I saw the definition of a Wiener pair the other day and was curious why the sets were wrapped in an extra level of singleton. It might be to handle urelements? I'm not sure.
$$ (a,b) \;\;\text{is defined as}\;\; \{\{\{a\}, \varnothing\}, \{\{b\}\}\} $$
Does $\{\{a\}, \{b, \varnothing\}\}$ work as a definition of an ordered pair?

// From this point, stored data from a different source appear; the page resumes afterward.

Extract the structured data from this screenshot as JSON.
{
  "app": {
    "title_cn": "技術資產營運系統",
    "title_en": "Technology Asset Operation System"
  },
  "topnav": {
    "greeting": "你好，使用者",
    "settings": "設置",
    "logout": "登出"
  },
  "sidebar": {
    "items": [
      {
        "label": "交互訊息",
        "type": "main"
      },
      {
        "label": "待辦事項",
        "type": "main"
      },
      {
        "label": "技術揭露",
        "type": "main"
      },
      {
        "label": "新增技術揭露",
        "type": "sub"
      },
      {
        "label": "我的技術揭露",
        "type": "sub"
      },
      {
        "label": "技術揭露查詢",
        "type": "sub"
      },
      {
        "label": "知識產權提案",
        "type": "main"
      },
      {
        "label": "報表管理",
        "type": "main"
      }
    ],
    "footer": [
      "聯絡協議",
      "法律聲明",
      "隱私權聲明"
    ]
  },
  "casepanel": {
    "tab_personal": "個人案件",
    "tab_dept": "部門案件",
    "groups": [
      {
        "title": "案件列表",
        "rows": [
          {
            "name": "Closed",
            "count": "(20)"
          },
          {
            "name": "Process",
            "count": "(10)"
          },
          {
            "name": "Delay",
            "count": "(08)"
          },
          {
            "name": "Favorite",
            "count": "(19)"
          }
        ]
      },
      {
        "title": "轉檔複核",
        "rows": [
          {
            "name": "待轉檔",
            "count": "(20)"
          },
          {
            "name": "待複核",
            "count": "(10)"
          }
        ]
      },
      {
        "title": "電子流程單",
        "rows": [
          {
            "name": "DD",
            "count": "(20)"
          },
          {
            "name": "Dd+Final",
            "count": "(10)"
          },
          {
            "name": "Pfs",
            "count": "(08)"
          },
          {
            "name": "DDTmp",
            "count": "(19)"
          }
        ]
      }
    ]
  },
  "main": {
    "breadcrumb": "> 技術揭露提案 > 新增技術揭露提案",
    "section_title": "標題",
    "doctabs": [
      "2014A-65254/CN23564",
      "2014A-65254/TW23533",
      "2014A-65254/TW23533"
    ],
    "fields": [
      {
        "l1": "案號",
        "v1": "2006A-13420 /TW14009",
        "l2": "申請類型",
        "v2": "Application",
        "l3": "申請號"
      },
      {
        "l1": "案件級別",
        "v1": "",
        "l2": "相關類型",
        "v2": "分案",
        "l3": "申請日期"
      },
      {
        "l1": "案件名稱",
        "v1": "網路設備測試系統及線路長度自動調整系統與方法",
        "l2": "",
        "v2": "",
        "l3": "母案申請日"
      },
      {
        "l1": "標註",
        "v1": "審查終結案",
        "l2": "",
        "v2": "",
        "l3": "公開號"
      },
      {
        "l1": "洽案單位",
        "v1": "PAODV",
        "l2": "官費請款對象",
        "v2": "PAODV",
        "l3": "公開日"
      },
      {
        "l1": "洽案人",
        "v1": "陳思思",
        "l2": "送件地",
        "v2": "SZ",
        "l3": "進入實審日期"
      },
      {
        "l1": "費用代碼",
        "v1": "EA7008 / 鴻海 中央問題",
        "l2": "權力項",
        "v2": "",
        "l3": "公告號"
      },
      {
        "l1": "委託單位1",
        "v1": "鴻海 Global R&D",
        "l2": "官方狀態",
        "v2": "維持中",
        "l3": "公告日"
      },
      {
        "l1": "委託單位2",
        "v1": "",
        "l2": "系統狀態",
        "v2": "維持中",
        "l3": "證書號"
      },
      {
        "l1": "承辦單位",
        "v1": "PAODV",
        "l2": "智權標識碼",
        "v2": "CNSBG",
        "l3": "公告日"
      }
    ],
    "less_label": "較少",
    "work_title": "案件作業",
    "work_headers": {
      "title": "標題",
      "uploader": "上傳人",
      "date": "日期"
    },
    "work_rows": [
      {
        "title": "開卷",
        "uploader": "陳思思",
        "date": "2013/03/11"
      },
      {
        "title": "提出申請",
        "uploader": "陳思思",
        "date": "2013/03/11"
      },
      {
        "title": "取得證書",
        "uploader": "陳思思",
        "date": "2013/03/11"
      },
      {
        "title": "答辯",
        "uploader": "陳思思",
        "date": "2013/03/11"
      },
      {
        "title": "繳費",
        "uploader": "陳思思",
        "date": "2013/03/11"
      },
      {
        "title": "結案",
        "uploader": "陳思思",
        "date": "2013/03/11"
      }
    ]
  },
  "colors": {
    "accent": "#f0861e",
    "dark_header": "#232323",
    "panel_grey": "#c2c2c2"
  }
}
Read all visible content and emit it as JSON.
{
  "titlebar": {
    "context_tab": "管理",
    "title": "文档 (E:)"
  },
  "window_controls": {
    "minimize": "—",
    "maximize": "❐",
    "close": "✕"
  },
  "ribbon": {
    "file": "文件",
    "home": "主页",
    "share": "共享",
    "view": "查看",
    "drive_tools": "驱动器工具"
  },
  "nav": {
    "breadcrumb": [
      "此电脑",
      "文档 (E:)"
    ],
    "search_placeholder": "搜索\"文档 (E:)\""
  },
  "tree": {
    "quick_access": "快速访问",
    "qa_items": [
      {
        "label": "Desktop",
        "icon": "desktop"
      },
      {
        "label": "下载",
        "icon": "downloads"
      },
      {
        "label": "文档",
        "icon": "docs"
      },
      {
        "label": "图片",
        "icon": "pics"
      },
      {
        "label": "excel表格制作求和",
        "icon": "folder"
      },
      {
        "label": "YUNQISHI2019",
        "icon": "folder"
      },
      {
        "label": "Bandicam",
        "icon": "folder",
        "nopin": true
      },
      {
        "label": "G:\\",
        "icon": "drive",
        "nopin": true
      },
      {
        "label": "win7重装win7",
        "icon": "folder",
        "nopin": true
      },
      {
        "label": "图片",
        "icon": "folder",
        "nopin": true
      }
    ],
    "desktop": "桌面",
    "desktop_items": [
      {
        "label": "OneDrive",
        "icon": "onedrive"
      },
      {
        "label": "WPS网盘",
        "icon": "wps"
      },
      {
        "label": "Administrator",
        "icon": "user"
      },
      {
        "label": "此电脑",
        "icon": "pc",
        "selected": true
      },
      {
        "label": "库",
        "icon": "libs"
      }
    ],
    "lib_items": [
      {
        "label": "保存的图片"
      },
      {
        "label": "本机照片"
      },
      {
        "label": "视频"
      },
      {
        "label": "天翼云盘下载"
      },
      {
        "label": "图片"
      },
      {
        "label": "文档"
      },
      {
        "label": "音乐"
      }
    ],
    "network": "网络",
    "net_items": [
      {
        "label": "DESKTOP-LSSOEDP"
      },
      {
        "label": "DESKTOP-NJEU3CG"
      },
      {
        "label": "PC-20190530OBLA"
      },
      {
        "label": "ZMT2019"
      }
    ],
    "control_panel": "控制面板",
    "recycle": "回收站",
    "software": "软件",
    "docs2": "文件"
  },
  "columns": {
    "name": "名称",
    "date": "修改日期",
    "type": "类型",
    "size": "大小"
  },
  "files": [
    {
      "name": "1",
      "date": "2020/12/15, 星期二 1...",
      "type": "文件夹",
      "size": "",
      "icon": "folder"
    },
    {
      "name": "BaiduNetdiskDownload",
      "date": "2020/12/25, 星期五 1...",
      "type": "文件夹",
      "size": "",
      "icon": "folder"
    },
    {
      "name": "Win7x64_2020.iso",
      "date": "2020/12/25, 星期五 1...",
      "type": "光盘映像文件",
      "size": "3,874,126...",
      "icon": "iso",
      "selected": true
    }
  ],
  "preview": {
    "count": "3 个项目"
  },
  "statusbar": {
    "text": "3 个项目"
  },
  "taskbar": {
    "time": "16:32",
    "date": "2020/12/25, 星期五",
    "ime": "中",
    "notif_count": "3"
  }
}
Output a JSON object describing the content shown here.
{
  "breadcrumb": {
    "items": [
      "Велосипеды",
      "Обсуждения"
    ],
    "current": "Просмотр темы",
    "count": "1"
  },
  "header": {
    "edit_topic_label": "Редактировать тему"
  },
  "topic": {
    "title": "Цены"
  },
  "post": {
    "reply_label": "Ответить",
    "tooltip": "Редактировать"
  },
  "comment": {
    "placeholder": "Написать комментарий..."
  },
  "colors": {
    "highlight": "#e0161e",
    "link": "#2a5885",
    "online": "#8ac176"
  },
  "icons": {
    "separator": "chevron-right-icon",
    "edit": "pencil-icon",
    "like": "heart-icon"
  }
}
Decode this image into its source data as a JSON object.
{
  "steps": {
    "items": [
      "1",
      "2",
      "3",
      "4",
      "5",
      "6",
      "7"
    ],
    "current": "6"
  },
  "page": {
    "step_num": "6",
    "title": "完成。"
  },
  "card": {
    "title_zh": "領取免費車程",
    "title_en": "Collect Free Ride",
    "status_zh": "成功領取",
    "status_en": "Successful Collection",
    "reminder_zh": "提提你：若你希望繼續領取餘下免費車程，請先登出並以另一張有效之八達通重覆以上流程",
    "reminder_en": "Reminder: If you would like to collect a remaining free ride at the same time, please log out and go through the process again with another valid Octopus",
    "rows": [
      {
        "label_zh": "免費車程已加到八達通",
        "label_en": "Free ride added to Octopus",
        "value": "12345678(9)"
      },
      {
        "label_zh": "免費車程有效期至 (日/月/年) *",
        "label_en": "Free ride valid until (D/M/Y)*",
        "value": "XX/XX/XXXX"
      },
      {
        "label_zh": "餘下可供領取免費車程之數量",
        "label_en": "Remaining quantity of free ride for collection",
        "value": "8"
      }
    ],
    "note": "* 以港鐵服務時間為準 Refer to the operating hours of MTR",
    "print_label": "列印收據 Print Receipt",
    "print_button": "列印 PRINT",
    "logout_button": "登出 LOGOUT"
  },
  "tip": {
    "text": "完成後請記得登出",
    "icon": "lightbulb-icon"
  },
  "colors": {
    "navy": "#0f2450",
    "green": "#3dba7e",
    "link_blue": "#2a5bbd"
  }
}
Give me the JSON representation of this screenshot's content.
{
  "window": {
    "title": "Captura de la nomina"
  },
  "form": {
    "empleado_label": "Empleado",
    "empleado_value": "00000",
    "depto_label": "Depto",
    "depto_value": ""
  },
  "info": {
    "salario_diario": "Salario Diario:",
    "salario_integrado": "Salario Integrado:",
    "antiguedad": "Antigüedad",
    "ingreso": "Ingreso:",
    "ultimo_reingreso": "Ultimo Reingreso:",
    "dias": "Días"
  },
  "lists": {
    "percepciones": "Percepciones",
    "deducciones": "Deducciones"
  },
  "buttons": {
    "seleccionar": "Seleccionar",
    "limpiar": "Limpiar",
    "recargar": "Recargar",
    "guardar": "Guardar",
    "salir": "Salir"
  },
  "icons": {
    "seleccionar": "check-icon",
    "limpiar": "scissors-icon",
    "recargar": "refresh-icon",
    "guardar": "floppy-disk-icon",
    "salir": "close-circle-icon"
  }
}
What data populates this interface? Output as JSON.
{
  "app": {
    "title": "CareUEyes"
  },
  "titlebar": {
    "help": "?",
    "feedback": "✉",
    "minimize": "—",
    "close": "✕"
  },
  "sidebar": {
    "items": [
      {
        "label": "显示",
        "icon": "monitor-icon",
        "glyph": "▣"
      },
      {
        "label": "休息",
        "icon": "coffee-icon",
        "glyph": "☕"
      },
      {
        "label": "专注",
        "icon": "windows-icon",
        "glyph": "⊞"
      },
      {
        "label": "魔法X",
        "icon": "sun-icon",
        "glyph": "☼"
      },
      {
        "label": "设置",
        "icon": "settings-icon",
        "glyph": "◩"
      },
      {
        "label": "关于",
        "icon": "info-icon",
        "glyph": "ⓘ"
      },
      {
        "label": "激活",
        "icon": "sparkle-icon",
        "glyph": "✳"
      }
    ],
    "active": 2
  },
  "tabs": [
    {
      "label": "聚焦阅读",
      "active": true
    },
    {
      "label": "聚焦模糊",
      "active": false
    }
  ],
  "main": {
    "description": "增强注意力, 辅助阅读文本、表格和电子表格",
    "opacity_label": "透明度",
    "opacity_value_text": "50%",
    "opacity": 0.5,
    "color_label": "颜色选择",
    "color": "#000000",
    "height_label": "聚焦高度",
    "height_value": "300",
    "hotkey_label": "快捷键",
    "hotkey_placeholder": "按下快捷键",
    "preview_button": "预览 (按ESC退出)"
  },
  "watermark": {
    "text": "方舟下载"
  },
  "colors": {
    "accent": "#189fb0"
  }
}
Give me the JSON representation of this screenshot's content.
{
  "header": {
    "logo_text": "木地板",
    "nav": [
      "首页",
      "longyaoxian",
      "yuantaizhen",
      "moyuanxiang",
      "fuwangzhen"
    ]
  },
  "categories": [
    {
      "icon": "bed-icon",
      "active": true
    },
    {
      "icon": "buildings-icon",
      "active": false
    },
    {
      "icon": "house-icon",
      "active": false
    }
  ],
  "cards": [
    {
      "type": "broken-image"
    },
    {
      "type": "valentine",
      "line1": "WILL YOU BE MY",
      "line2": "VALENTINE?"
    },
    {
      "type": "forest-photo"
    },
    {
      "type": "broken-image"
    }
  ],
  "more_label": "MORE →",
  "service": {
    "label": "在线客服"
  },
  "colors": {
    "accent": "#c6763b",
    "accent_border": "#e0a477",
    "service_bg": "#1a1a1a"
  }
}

This is a shorter version of a Wiener pair with the $\varnothing$ moved to the second element for convenience.
Here is my attempt to prove it.
Let $\pi_2(p)$ be equal to $\cup \{\cup z : z \in p \land |z| = 2\}$. Note that if the second element of $(a, b)$ is $\varnothing$, then $\{\{a\}, \{\varnothing, \varnothing\}\}$ will contain no 2-element sets.
Let $\pi_1(p)$ be equal to $\cup \{\cup z : z \in p \land |z| = 1\}$. If the second and first element are both $\varnothing$, then $\pi_1$ returns $\varnothing$. If just the second element is $\varnothing$, then there are two singletons, but $ (\cup \{a\}) \cup (\cup \{ \varnothing, \varnothing \}) $ is $a$. If neither $a$ nor $b$ are $\varnothing$, then there's only one singleton.
Since we can defined both $\pi_1$ and $\pi_2$, this means that this definition of an ordered pair satisfies the required properties.